Medianoche en un pueblecito recóndito de los Pirineos. Todas las luces están apagadas y, de repente, una serpiente luminosa formada por hombres que transportan troncos encendidos sobre los hombros baja zigzagueando por la montaña. Como cada año, con la llegada del buen tiempo muchos pueblos de los Pirineos celebran el solsticio de verano corriendo (o bajando) las fallas.
Las fallas son troncos o ramas que preparan los jóvenes del pueblo. En un lugar elevado de la montaña donde previamente se ha plantado un pino, estos troncos se prenden y comienzan a bajarse hacia el pueblo. Una vez allí, los fallaires encienden una gran hoguera y son recibidos con todo tipo de danzas tradicionales, música y bebidas.

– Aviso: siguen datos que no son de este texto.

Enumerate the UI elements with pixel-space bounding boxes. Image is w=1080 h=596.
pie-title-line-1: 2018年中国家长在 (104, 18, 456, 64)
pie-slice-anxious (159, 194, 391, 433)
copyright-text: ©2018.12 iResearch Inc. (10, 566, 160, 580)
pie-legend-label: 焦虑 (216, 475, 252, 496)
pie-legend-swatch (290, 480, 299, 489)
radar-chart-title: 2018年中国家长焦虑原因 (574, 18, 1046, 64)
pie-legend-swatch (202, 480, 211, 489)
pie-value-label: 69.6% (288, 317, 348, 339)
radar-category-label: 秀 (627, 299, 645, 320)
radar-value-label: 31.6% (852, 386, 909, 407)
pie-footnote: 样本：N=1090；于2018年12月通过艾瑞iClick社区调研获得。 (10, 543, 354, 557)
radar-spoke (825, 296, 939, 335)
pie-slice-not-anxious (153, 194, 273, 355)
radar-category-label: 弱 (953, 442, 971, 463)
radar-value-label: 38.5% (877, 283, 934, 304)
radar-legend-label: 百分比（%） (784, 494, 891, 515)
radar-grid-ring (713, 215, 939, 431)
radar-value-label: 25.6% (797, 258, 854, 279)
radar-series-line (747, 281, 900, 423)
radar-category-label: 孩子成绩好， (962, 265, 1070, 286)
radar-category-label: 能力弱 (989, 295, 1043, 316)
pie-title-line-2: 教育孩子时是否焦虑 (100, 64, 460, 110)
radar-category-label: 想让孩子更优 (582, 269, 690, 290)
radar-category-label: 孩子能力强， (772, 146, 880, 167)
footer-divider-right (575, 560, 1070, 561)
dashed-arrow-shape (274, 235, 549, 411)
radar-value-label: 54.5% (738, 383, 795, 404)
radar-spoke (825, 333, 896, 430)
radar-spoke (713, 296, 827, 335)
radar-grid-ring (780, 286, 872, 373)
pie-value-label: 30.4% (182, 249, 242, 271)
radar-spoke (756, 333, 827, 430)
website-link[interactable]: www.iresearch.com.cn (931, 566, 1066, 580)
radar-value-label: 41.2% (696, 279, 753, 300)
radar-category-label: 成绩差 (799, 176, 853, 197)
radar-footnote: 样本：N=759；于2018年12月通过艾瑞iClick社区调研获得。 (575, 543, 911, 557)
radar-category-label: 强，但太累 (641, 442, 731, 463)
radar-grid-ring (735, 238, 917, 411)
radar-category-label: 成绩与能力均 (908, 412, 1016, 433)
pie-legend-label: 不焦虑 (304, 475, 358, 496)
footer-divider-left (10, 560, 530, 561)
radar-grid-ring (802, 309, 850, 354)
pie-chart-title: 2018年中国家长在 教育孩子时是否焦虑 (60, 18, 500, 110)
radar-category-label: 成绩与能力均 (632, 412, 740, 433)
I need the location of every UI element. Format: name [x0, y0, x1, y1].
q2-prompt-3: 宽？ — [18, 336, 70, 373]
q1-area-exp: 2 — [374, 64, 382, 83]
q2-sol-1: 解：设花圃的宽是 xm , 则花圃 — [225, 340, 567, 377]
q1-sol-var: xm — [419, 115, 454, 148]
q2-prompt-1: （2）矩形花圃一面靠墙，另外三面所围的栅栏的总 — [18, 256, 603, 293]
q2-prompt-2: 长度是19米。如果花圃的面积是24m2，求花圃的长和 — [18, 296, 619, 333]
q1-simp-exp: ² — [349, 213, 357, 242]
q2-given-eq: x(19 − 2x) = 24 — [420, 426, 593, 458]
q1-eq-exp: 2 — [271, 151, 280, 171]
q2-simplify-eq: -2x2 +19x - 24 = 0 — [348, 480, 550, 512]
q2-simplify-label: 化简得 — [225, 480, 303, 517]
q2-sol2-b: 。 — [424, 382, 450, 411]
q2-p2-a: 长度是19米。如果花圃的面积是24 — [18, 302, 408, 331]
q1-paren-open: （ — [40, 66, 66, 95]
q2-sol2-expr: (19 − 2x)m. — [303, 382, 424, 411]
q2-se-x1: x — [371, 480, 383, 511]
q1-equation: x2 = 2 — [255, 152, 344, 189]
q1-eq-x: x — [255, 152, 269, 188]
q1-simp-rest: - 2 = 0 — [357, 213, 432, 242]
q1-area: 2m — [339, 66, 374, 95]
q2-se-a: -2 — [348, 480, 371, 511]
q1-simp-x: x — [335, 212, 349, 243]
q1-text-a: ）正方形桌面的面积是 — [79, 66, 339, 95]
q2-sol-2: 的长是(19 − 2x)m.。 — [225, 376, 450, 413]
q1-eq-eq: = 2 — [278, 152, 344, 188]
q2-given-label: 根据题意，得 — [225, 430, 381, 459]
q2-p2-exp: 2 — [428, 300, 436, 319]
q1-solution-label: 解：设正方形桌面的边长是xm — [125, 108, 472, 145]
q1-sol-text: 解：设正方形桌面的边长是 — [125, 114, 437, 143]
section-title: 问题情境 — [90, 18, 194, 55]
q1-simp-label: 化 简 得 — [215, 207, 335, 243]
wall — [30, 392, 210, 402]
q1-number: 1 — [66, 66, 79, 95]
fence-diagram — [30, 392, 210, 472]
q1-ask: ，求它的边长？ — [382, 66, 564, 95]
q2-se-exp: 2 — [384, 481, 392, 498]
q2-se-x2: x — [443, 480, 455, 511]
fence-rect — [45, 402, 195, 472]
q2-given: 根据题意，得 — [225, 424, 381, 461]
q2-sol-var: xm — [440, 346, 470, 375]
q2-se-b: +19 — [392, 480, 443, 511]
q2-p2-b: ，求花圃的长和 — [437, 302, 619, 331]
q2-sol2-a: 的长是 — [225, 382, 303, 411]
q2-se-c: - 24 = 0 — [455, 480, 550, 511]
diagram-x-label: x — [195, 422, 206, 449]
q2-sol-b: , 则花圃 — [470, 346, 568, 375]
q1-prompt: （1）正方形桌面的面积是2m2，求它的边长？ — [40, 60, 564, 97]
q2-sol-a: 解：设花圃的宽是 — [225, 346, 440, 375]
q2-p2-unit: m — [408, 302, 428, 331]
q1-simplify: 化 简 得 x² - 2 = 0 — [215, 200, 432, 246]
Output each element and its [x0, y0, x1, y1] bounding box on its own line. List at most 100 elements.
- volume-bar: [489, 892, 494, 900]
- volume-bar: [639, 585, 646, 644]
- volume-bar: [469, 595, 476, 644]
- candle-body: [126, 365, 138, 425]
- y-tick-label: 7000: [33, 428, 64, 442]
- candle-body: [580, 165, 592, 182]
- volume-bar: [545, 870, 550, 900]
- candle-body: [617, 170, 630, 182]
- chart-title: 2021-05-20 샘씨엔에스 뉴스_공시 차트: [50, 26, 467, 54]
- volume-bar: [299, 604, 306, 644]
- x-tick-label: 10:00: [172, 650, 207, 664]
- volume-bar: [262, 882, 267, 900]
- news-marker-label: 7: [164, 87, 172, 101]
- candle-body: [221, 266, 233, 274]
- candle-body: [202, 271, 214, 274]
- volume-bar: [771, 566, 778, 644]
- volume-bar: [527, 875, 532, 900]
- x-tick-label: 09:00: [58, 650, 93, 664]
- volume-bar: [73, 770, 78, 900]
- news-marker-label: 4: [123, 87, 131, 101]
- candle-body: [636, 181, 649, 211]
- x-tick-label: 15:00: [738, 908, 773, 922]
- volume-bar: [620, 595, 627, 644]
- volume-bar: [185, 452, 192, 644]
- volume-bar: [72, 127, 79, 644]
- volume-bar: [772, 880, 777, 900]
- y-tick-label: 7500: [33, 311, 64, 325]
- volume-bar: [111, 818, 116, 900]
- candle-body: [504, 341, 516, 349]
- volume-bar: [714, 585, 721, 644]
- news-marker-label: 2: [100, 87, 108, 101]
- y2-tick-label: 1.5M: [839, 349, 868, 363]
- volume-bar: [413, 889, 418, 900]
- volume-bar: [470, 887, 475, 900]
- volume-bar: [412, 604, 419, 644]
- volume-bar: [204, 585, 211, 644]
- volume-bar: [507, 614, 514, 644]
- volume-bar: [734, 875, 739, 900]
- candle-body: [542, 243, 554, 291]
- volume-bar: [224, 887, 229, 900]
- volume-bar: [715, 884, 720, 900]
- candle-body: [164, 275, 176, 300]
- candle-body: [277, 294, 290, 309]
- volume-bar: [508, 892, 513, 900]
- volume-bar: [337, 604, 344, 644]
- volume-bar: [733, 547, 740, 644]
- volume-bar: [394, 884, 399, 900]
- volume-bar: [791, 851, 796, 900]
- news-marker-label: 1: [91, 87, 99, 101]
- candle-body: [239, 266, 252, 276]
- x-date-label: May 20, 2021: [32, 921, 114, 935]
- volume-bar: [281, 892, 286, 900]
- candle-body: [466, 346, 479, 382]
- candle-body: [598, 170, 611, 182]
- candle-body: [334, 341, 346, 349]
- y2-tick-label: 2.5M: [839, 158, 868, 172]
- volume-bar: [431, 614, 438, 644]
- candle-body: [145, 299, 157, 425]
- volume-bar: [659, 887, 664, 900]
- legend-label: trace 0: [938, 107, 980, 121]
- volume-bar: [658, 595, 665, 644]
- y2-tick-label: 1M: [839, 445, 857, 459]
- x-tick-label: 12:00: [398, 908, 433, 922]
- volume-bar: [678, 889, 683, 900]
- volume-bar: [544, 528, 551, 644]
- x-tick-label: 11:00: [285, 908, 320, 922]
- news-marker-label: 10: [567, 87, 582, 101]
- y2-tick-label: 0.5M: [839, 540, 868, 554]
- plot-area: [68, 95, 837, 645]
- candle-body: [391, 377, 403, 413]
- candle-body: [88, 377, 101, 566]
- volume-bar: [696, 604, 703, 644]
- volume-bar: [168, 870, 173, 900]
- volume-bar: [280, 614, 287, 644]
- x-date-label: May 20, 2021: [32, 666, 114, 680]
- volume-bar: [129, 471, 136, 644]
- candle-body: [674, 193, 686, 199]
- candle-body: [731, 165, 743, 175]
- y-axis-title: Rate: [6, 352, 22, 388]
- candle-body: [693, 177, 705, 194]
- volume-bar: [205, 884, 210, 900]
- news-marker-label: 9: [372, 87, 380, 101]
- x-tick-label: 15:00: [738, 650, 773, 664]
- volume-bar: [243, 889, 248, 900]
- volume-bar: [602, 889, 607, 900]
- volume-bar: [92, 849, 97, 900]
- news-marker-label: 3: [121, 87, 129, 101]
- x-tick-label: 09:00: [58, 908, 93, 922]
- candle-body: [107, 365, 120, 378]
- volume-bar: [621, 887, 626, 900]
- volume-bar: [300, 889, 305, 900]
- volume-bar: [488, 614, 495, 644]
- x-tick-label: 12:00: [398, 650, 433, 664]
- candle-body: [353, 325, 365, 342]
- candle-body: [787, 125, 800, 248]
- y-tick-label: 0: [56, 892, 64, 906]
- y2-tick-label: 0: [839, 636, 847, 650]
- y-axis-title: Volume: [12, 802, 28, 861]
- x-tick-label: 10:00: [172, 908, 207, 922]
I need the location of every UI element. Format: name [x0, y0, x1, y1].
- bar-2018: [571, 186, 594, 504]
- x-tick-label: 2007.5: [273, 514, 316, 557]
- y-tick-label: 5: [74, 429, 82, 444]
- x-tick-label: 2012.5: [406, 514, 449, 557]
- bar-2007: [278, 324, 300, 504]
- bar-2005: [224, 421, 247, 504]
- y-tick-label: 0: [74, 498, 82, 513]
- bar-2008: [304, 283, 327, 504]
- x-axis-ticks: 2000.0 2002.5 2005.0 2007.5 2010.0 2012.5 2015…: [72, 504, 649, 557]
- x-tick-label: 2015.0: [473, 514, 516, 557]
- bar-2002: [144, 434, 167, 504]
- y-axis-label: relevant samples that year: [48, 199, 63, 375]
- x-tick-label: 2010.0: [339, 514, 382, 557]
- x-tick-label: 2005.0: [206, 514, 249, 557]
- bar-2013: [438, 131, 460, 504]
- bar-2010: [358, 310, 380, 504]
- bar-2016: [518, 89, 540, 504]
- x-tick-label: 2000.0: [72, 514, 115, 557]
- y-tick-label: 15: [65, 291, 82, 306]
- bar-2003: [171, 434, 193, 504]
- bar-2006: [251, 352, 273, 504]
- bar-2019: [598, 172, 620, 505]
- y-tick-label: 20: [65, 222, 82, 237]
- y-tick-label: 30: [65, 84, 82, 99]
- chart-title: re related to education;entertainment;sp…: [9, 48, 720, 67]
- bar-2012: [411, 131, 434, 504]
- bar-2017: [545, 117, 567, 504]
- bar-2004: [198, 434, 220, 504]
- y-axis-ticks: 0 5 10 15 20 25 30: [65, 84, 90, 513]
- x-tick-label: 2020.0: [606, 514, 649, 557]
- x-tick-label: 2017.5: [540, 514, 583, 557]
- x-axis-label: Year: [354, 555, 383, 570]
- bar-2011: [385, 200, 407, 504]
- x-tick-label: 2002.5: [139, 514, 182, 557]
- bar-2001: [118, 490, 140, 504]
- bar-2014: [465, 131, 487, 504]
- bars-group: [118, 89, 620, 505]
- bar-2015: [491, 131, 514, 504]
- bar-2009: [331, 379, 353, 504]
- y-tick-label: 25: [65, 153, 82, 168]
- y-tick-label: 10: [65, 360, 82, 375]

El ritual, documentado desde el siglo xi, está relacionado con el culto solar que antiguamente se hacía para agradecer a los dioses las buenas cosechas y la llegada del buen tiempo.
Nos apuntamos al agradecimiento y disfrutamos de una noche mágica de fuego, música y risas. Al día siguiente nos levantamos cansados pero con la satisfacción de haber vivido una de las tantas fiestas del fuego de los Pirineos, que en noviembre de 2015 fueron declaradas Patrimonio Inmaterial de la Humanidad por la UNESCO. La mayoría de estas fiestas se celebran en verano, como las bajadas de fallas de la Alta Ribagorça (en los pueblos de Durro, Senet, Vilaller, El Pont de Suert, Barruera, Boí, Erill la Vall y Taüll), las fallas de Isil, las fallas de Andorra o la quema deth Haro en Les y deth Taro en Arties. Solo un par de estas manifestaciones, las Fia-faia de Bagà y de Sant Julià de Cerdanyola, se desarrollan en Nochebuena, el 24 de diciembre.